The church I want to belong to is . . . compassionate.
“Jesus said, ‘Somebody touched Me, for I perceived power going out from Me’” (Luke 8:46).
I still remember the morning when I learned the real meaning
of compassion.
In my daily time with God, I was reading a volume on the healing
miracles of Christ. Each morning, I reveled in a deeper understanding of
the social and cultural context of Jesus’ many miracles; the remarkable
sensitivity He showed to those marginalized by society; the willingness of
the Gentle Healer to craft His caring to the unique needs of each individual.
But when I reached the story of the woman in the crowd healed by touching the fringe of His robe, I stopped to absorb the commentator’s pivotal insight.
It cost Jesus something to heal the hurting, the author noted. Energy went out of Him, and He knew it.
Like many of my Adventist peers, I had identified “compassion” with the easy things we did in service to our community. We sang in “sunshine bands” at local nursing homes. We collected canned goods from neighbors for distribution to those falling through the social safety net. We stood on doorsteps in December ice and snow to ask for “dollars for the needy” in the annual Ingathering campaign.
But beyond the occasional discomfort of a bone-chilling night ringing doorbells, there was very little cost to me or my peers.

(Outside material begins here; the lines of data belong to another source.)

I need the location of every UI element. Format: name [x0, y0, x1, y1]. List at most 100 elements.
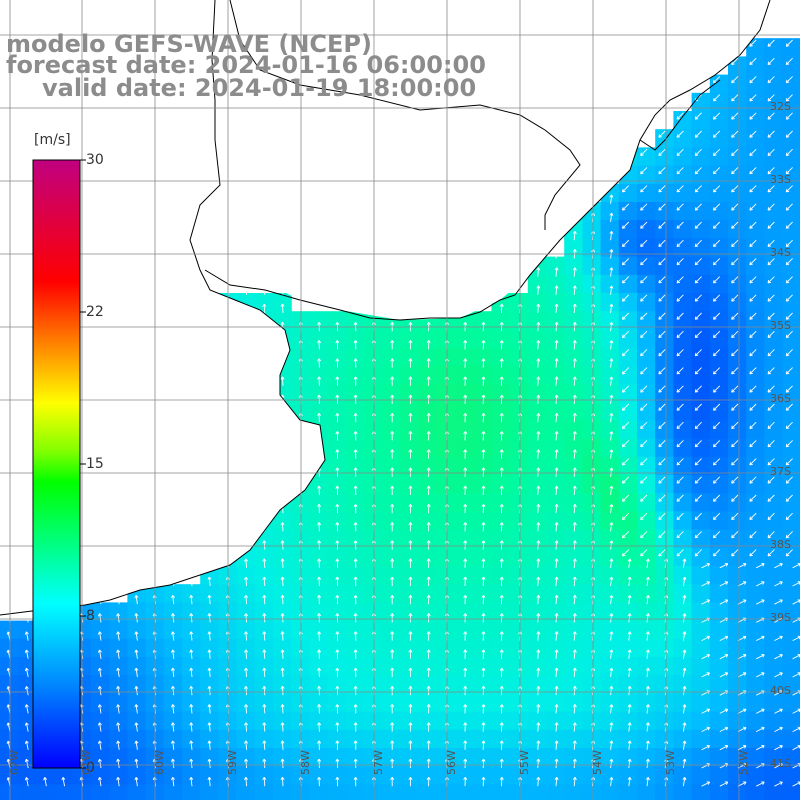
wind-cell — [455, 475, 474, 494]
wind-arrow-head — [501, 303, 504, 307]
wind-arrow — [785, 221, 793, 229]
wind-arrow — [682, 740, 686, 750]
wind-cell — [746, 38, 765, 57]
wind-arrow-head — [390, 376, 393, 380]
wind-arrow-head — [695, 463, 699, 466]
wind-cell — [309, 748, 329, 767]
wind-arrow — [701, 745, 710, 751]
wind-arrow-head — [262, 303, 265, 307]
wind-arrow-head — [556, 322, 559, 326]
wind-arrow — [610, 431, 613, 441]
wind-arrow — [610, 522, 613, 532]
wind-arrow — [573, 231, 576, 241]
wind-arrow — [555, 704, 558, 714]
wind-arrow — [646, 558, 649, 568]
wind-arrow-head — [744, 654, 747, 658]
wind-cell — [473, 420, 492, 440]
wind-arrow-head — [280, 303, 283, 307]
wind-cell — [582, 620, 602, 640]
wind-cell — [637, 238, 656, 258]
wind-arrow — [263, 704, 266, 714]
wind-cell — [546, 638, 565, 658]
wind-arrow-head — [483, 758, 486, 762]
wind-cell — [709, 547, 729, 567]
wind-cell — [637, 475, 656, 494]
wind-arrow-head — [390, 576, 393, 580]
wind-arrow — [628, 577, 631, 587]
wind-arrow — [731, 421, 739, 429]
latitude-label: 38S — [770, 538, 791, 551]
wind-cell — [637, 147, 656, 167]
wind-arrow-head — [172, 613, 175, 617]
wind-arrow-head — [556, 667, 559, 671]
wind-arrow-head — [621, 552, 624, 557]
wind-arrow-head — [464, 722, 468, 726]
wind-cell — [746, 74, 765, 94]
wind-arrow-head — [707, 654, 711, 658]
wind-cell — [600, 529, 620, 549]
wind-cell — [782, 111, 800, 130]
wind-arrow-head — [355, 340, 358, 344]
wind-cell — [546, 256, 565, 276]
wind-arrow — [767, 476, 775, 484]
wind-arrow-head — [574, 449, 577, 453]
wind-arrow-head — [725, 709, 729, 713]
wind-cell — [691, 602, 711, 622]
wind-cell — [309, 675, 329, 694]
wind-cell — [728, 748, 747, 767]
wind-arrow-head — [428, 503, 431, 507]
wind-cell — [746, 766, 765, 785]
wind-arrow-head — [554, 776, 558, 780]
wind-arrow — [676, 549, 684, 557]
wind-cell — [473, 766, 492, 785]
wind-arrow-head — [481, 522, 484, 526]
wind-cell — [546, 329, 565, 349]
wind-arrow-head — [554, 321, 558, 325]
wind-arrow-head — [785, 316, 788, 320]
wind-cell — [473, 693, 492, 713]
wind-cell — [709, 311, 729, 330]
wind-arrow — [713, 294, 721, 302]
wind-arrow-head — [622, 318, 626, 320]
wind-cell — [691, 329, 711, 349]
wind-cell — [618, 547, 638, 567]
wind-cell — [382, 602, 401, 622]
wind-arrow-head — [731, 97, 733, 102]
wind-cell — [746, 111, 765, 130]
wind-arrow-head — [574, 394, 577, 398]
wind-arrow — [713, 512, 721, 520]
wind-arrow-head — [538, 431, 541, 435]
wind-arrow-head — [676, 136, 681, 138]
wind-arrow — [785, 167, 793, 175]
wind-arrow-head — [428, 649, 431, 653]
wind-arrow-head — [780, 581, 783, 585]
wind-arrow-head — [353, 776, 356, 781]
wind-arrow-head — [676, 134, 679, 138]
wind-arrow-head — [99, 667, 102, 671]
wind-arrow-head — [336, 394, 340, 398]
wind-cell — [436, 566, 456, 585]
wind-arrow — [245, 649, 248, 659]
wind-arrow-head — [611, 467, 614, 471]
wind-arrow-head — [767, 227, 772, 229]
wind-arrow — [676, 458, 684, 466]
wind-cell — [637, 456, 656, 476]
wind-cell — [345, 657, 365, 676]
wind-arrow-head — [519, 540, 523, 544]
wind-arrow — [135, 686, 138, 696]
wind-arrow — [555, 631, 558, 641]
wind-cell — [327, 511, 347, 531]
wind-cell — [691, 274, 711, 294]
wind-cell — [91, 766, 110, 785]
wind-arrow-head — [767, 463, 772, 466]
wind-cell — [127, 693, 147, 713]
wind-arrow-head — [335, 485, 338, 489]
wind-arrow-head — [190, 740, 194, 744]
wind-arrow-head — [695, 391, 699, 393]
wind-arrow-head — [621, 207, 624, 211]
wind-arrow-head — [622, 391, 626, 393]
wind-cell — [764, 729, 784, 749]
wind-arrow-head — [426, 667, 430, 671]
wind-cell — [527, 748, 547, 767]
wind-arrow-head — [676, 372, 681, 375]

It was our extra we invested—the excess of our time and energy—and then usually when it fit within existing schedules of work and play and study. Compassion as we practiced it certainly blessed the senior citizens and the lonely; the families hurting through tragedy and loss; the far-off victims of poverty and war. But mostly it gave us that warm, comfortable sense of having done something that resembled Jesus’ caring.
On that morning long ago, I began to realize the yawning gap between the easy giving of my extra and the deep sharing of Himself that Jesus brought to those in need. How could I, in the words of a Christian song, “offer anything that cost me nothing”?

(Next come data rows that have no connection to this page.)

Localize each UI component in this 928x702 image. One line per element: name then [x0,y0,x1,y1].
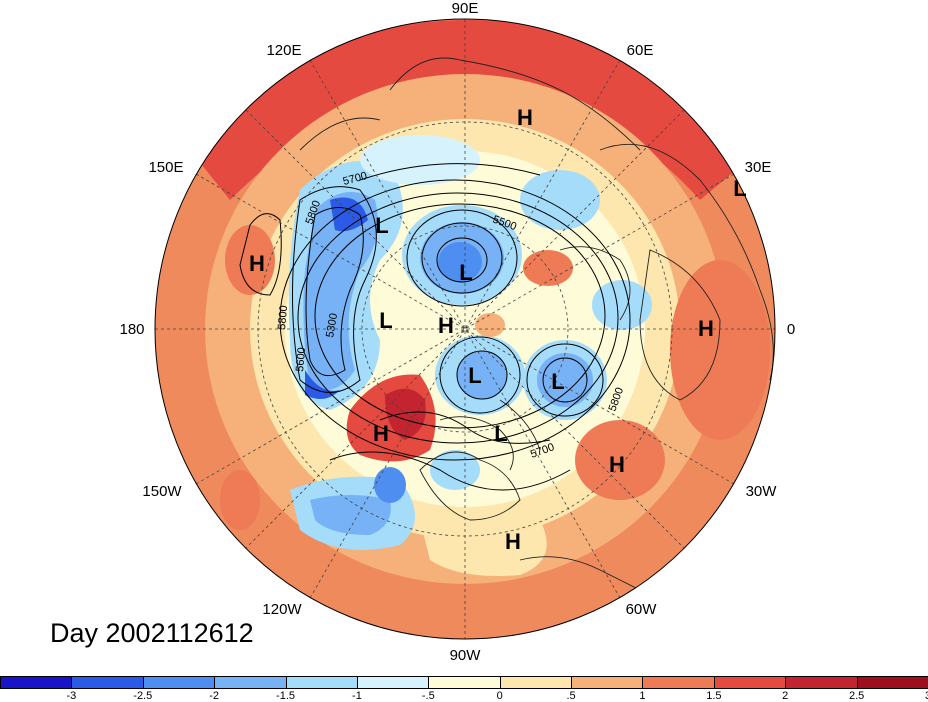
colorbar-tick-label: -2 [209,690,220,702]
colorbar-swatch [785,676,858,689]
colorbar-swatch [499,676,573,689]
high-pressure-center: H [249,251,265,276]
lon-label-150w: 150W [142,483,182,500]
low-pressure-center: L [551,369,564,394]
colorbar-swatch [856,676,928,689]
high-pressure-center: H [517,105,533,130]
low-pressure-center: L [459,260,472,285]
lon-label-90w: 90W [450,647,482,664]
graticule [155,19,775,639]
lon-label-120w: 120W [262,601,302,618]
colorbar-tick-label: 0 [496,690,503,702]
colorbar-tick-label: -3 [66,690,77,702]
colorbar: -3 -2.5 -2 -1.5 -1 -.5 0 .5 1 1.5 2 2.5 3 [0,676,928,702]
colorbar-swatch [142,676,216,689]
lon-label-0: 0 [787,321,795,338]
low-pressure-center: L [468,363,481,388]
lon-label-30w: 30W [746,483,778,500]
colorbar-swatch [356,676,430,689]
colorbar-swatch [713,676,787,689]
colorbar-tick-label: .5 [566,690,576,702]
colorbar-tick-label: -2.5 [133,690,153,702]
map-boundary [154,18,776,640]
colorbar-tick-label: -1.5 [276,690,296,702]
colorbar-tick-label: 2 [782,690,789,702]
high-pressure-center: H [505,529,521,554]
colorbar-tick-label: 3 [925,690,928,702]
height-contours [239,163,631,491]
lon-label-150e: 150E [148,159,183,176]
high-pressure-center: H [438,313,454,338]
colorbar-tick-label: -1 [352,690,362,702]
lon-label-60e: 60E [627,42,654,59]
low-pressure-center: L [375,213,388,238]
high-pressure-center: H [698,316,714,341]
colorbar-swatch [71,676,144,689]
high-pressure-center: H [609,452,625,477]
low-pressure-center: L [733,176,746,201]
lon-label-120e: 120E [266,42,301,59]
contour-label: 5300 [324,312,340,338]
high-pressure-center: H [373,421,389,446]
colorbar-swatch [428,676,501,689]
colorbar-swatch [642,676,715,689]
low-pressure-center: L [494,421,507,446]
colorbar-tick-label: 1.5 [706,690,722,702]
colorbar-swatch [571,676,644,689]
date-title: Day 2002112612 [50,618,254,648]
colorbar-tick-label: -.5 [421,690,435,702]
colorbar-swatch [0,676,73,689]
colorbar-tick-label: 1 [639,690,646,702]
colorbar-swatch [214,676,287,689]
lon-label-180: 180 [119,321,144,338]
colorbar-swatch [285,676,358,689]
lon-label-60w: 60W [626,601,658,618]
lon-label-90e: 90E [452,0,479,17]
lon-label-30e: 30E [745,159,772,176]
low-pressure-center: L [379,308,392,333]
contour-label: 5600 [294,347,308,372]
colorbar-tick-label: 2.5 [848,690,865,702]
contour-label: 5800 [276,305,290,330]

And so, through grace, my world began to change—often slowly, sometimes slowed by pride or haste. I came to value Christ’s compassion as the gift of His caring and His time—both of which cost Him, and would cost me. I came to treasure the godly men and women who practiced the compassion of Jesus by costly sharing of their time and love with me. I saw in them the image of my Saviour and my Healer, and I learned to pray for those beyond the circle of my friends.

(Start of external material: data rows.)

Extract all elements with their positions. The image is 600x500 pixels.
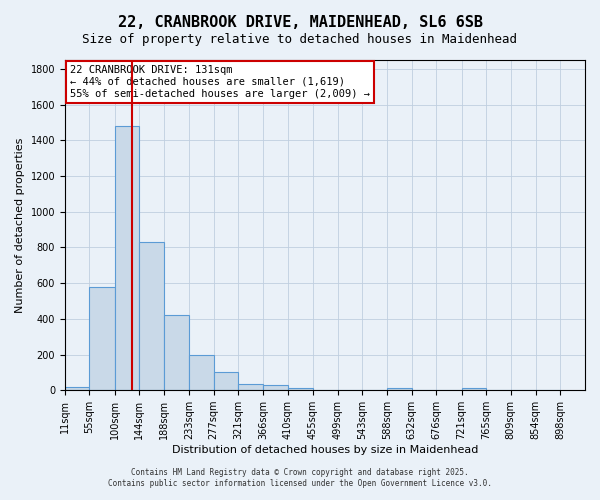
Bar — [214, 372, 238, 390]
Text: Contains HM Land Registry data © Crown copyright and database right 2025.
Contai: Contains HM Land Registry data © Crown c… — [108, 468, 492, 487]
Bar — [139, 242, 164, 390]
Bar — [238, 384, 263, 390]
Bar — [387, 388, 412, 390]
Bar — [461, 388, 486, 390]
Y-axis label: Number of detached properties: Number of detached properties — [15, 138, 25, 313]
Text: 22 CRANBROOK DRIVE: 131sqm
← 44% of detached houses are smaller (1,619)
55% of s: 22 CRANBROOK DRIVE: 131sqm ← 44% of deta… — [70, 66, 370, 98]
Bar — [115, 126, 139, 390]
X-axis label: Distribution of detached houses by size in Maidenhead: Distribution of detached houses by size … — [172, 445, 478, 455]
Bar — [189, 354, 214, 390]
Bar — [263, 385, 288, 390]
Bar — [288, 388, 313, 390]
Text: 22, CRANBROOK DRIVE, MAIDENHEAD, SL6 6SB: 22, CRANBROOK DRIVE, MAIDENHEAD, SL6 6SB — [118, 15, 482, 30]
Bar — [89, 286, 115, 390]
Bar — [65, 386, 89, 390]
Bar — [164, 316, 189, 390]
Text: Size of property relative to detached houses in Maidenhead: Size of property relative to detached ho… — [83, 32, 517, 46]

Just now, my community and my world urgently need my compassion—and yours. It seems, indeed, that “all creation is groaning” (Rom 8:22). As we learn the deeper meaning—and the cost—of Jesus’ compassion, our vision gets clearer; our hands unclench; and we open more than our wallets and purses.
This is an hour when we must pray for Spirit-driven creativity to reach out to the lonely, the marginalized, the grieving, and the dispossessed. It will cost us something—perhaps more than we know—to care like Jesus. But it is just what the world has a right to expect of those who follow Him.
The church I want to belong to is . . . compassionate when the world is in crisis.